Last Updated on 2023-06-27 by Clay
Recently, I trace many codes about LLaMA LoRA training (almost two months ago…), and when I reading the codes, I found if they want to configure the prompt for LLMs, if they need to change the prompt content by different training, the format_map()
function is the best choice.
So, today I want to record something about format_map()
function!
Sample Code
Simply put, format_map()
can fill the original string if they are keep the null variables, and become to the new string.

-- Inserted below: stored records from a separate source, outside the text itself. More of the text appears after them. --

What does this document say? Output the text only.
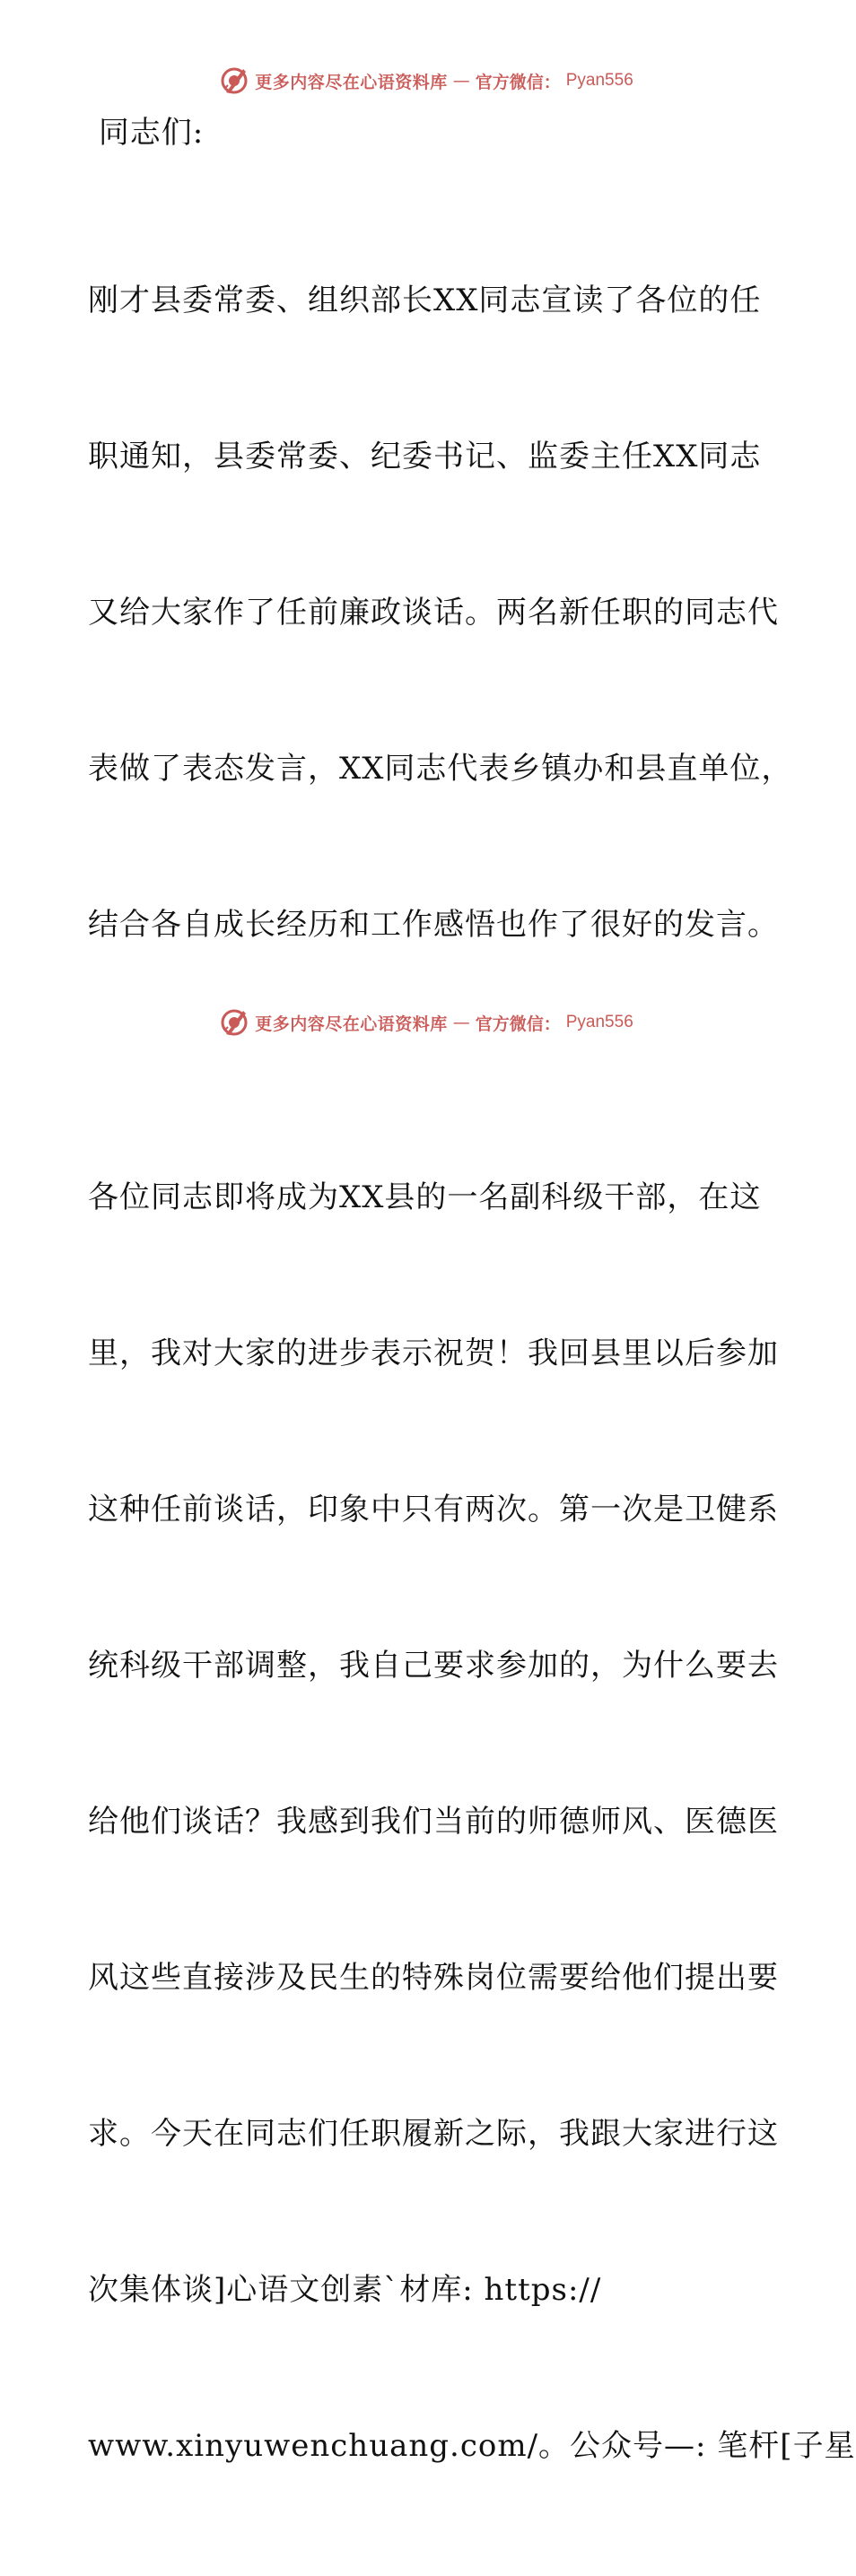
更多内容尽在心语资料库 — 官方微信： Pyan556
同志们:

刚才县委常委、组织部长XX同志宣读了各位的任

职通知，县委常委、纪委书记、监委主任XX同志

又给大家作了任前廉政谈话。两名新任职的同志代

表做了表态发言，XX同志代表乡镇办和县直单位，

结合各自成长经历和工作感悟也作了很好的发言。

各位同志即将成为XX县的一名副科级干部，在这

里，我对大家的进步表示祝贺！我回县里以后参加

这种任前谈话，印象中只有两次。第一次是卫健系

统科级干部调整，我自己要求参加的，为什么要去

给他们谈话？我感到我们当前的师德师风、医德医

风这些直接涉及民生的特殊岗位需要给他们提出要

求。今天在同志们任职履新之际，我跟大家进行这

次集体谈]心语文创素`材库: https://

www.xinyuwenchuang.com/。公众号—: 笔杆[子星

更多内容尽在心语资料库 — 官方微信： Pyan556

For example, if we set two variables like {Name} and {Age}, and we have a lot of training data, we can use for-loop to get the new combined string.
# coding: utf-8
def main() -> None:
data = [
{"Name": "Clay", "Age": 29},
{"Name": "Atlas", "Age": 27},
{"Name": "Wendy", "Age": 20},
]
original_text = "My name is {Name} and I am {Age} years old."
for item in data:
print(original_text.format_map(item))
if __name__ == "__main__":
main()
Output:
My name is Clay and I am 29 years old. My name is Atlas and I am 27 years old. My name is Wendy and I am 20 years old.
If you do not know the syntax, we also can do it like:
for item in data:
print("My name is {} and I am {} years old.".format(item["Name"], item["Age"]))
for item in data:
print(f"My name is {item['Name']} and I am {item['Age']} years old.")
for item in data:
print(f"My name is " + item["Name"] + " and I am " + str(item["Age"]) + " years old.")

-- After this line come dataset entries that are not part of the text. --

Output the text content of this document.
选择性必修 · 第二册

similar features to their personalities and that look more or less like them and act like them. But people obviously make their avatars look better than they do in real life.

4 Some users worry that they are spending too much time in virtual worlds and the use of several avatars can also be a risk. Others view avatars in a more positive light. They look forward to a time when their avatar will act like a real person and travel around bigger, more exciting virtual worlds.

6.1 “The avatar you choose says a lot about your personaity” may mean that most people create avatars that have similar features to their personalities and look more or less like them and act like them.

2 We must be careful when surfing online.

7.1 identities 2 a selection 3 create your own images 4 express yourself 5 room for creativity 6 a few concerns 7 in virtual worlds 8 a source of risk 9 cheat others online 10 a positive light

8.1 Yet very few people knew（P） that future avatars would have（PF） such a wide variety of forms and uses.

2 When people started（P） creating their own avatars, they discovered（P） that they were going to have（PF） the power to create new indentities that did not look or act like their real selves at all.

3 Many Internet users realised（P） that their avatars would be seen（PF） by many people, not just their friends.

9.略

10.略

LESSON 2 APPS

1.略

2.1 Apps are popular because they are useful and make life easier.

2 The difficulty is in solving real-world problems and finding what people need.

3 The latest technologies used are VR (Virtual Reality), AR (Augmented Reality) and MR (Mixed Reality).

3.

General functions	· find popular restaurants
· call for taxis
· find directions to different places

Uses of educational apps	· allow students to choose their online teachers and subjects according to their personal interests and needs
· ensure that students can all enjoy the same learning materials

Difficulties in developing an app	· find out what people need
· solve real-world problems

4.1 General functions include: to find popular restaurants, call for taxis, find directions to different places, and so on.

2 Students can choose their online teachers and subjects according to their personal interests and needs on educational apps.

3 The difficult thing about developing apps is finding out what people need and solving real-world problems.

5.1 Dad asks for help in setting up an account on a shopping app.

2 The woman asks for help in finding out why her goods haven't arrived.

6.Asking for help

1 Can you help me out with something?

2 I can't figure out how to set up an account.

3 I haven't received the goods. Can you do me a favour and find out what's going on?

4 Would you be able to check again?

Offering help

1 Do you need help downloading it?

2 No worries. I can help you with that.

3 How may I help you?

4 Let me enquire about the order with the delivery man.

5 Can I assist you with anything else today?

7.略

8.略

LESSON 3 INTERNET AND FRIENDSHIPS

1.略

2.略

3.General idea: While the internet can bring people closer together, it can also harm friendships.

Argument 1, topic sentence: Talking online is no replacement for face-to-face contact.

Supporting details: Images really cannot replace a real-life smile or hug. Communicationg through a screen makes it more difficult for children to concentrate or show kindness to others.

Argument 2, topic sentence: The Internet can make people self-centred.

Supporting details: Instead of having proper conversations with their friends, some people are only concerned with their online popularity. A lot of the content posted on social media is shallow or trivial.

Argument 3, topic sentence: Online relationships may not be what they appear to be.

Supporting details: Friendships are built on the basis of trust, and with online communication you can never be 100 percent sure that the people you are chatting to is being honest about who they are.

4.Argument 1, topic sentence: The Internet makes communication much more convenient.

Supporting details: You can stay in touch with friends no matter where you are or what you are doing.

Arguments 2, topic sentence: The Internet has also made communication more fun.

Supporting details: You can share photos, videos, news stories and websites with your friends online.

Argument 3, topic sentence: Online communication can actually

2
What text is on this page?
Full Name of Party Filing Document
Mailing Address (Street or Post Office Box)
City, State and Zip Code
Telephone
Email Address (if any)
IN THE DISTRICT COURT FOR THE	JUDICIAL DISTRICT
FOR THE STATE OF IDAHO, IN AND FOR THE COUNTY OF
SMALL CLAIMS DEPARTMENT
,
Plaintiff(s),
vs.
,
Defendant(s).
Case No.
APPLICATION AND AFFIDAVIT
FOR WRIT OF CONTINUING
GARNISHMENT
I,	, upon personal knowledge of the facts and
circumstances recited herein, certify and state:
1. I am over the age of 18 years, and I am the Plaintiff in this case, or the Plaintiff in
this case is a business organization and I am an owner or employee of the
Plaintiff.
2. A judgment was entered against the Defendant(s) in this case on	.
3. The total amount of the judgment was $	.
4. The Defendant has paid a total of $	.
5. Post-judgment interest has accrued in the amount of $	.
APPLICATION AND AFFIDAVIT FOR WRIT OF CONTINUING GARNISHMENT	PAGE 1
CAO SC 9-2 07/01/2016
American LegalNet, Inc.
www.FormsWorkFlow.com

The first method can look very messy when there are many variables.
The second method is fairly good and has good readability; it’s just that when it comes to conditionally switching different variables for filling, it’s not as convenient as format_map()
, and might require modifying the original data.
The third method has the worst readability.
Above are some Python tips for concatenating strings.